Para empezar está el tema de la FIFA. Una organización que vive rodeada por un halo de secretismo, corrupción e impunidad asombrosa. Que funciona con códigos cuasi mafiosos, al margen de tribunales de justicia, de autoridades políticas democráticas, y de casi todas las formas de transparencia que han desarrollado los Estados modernos. Ah, y que moviliza miles de millones de dólares.
Esta mala imagen se ha agravado por los recientes escándalos en torno a la designación de Qatar como sede del Mundial 2022, pero sobre todo al salir a luz las exigencias de la FIFA a Brasil: desde construir estadios faraónicos, hasta legalizar la venta de alcohol en los estadios.
La situación de enojo de muchos brasileños se potencia por el momento político y económico que vive el país este año.
Por un lado, está la notoriamente debilitada figura de la presidenta Dilma Rousseff. Se trata de una Mandataria muy poco carismática, de rostro adusto y mando severo. Alguien, en cierta forma, puesta a dedo por su predecesor Lula da Silva, para “gerenciar” la transición entre el fin de su mandato y su casi seguro regreso posterior.
Una persona que no podría ser más distinta que Lula, golpeada, además, por un escándalo de corrupción en el Partido de los Trabajadores, que ha puesto en serias dudas la chance de Lula de aspirar a volver.

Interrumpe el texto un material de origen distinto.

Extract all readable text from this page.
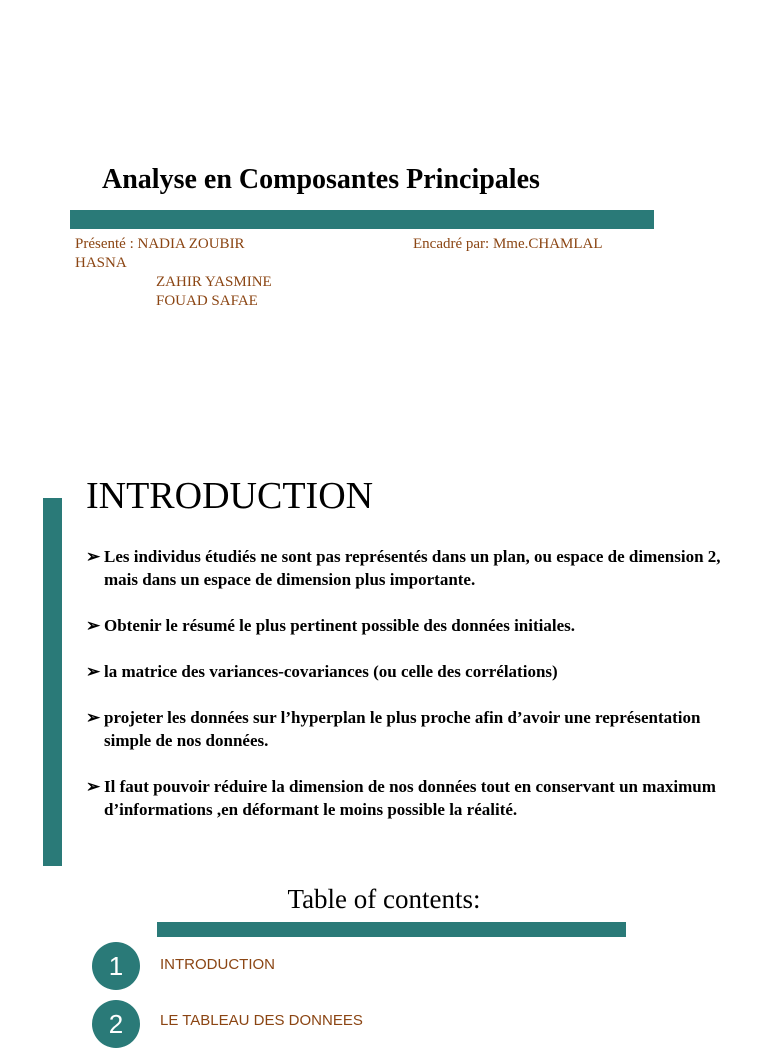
Analyse en Composantes Principales
Présenté : NADIA ZOUBIR	Encadré par: Mme.CHAMLAL
HASNA
ZAHIR YASMINE
FOUAD SAFAE
INTRODUCTION
➢ Les individus étudiés ne sont pas représentés dans un plan, ou espace de dimension 2, mais dans un espace de dimension plus importante.
➢ Obtenir le résumé le plus pertinent possible des données initiales.
➢ la matrice des variances-covariances (ou celle des corrélations)
➢ projeter les données sur l’hyperplan le plus proche afin d’avoir une représentation simple de nos données.
➢ Il faut pouvoir réduire la dimension de nos données tout en conservant un maximum d’informations ,en déformant le moins possible la réalité.
Table of contents:
1	INTRODUCTION
2	LE TABLEAU DES DONNEES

Este caso, conocido como el Mensalao (la mensualidad) fue destapado por la revista Veja hace casi 10 años. Pero en su interminable deriva judicial, que ha culminado hace poco con casi toda la cúpula del PT en la cárcel, ha mostrado al brasileño de a pie un esquema de corrupción e impunidad indignante en las altas esferas del poder político.
Luego de un crecimiento bastante bueno hasta el 2009 y de que el país fuera señalado como una gran potencia emergente, de que sus políticas sociales fueran puestas como modelo internacional, las últimas noticias en ese sentido no podrían ser más decepcionantes. Este año, el aumento económico de Brasil se muestra estancado y ha sido de solo 0,2% en el primer trimestre.
A esto se suma una inflación del 6% anual, muy alta para los estándares globales, un frenazo en la creación de trabajo en la industria, y a la emergencia de una nueva clase media plagada de ambiciones y exigencias que la realidad no está pudiendo satisfacer.
Otro dato interesante, los cientos y cientos de millones de dólares de inversión pública para esta Copa (y los próximos Juegos Olímpicos) no han logrado estimular mínimamente la economía brasileña. Algo digno de atención por todos los economistas “keynesianos” que proliferan.
Ante esto, suena esclarecedora la explicación del alcalde de Río de Janeiro, Eduardo Paes, quien dijo: “En Brasil hemos tratado la Copa como si fuese la razón de nuestros problemas, y no es así”, “No somos un país tan exitoso como se decía hace tres años, ni el desastre que dicen que somos ahora”.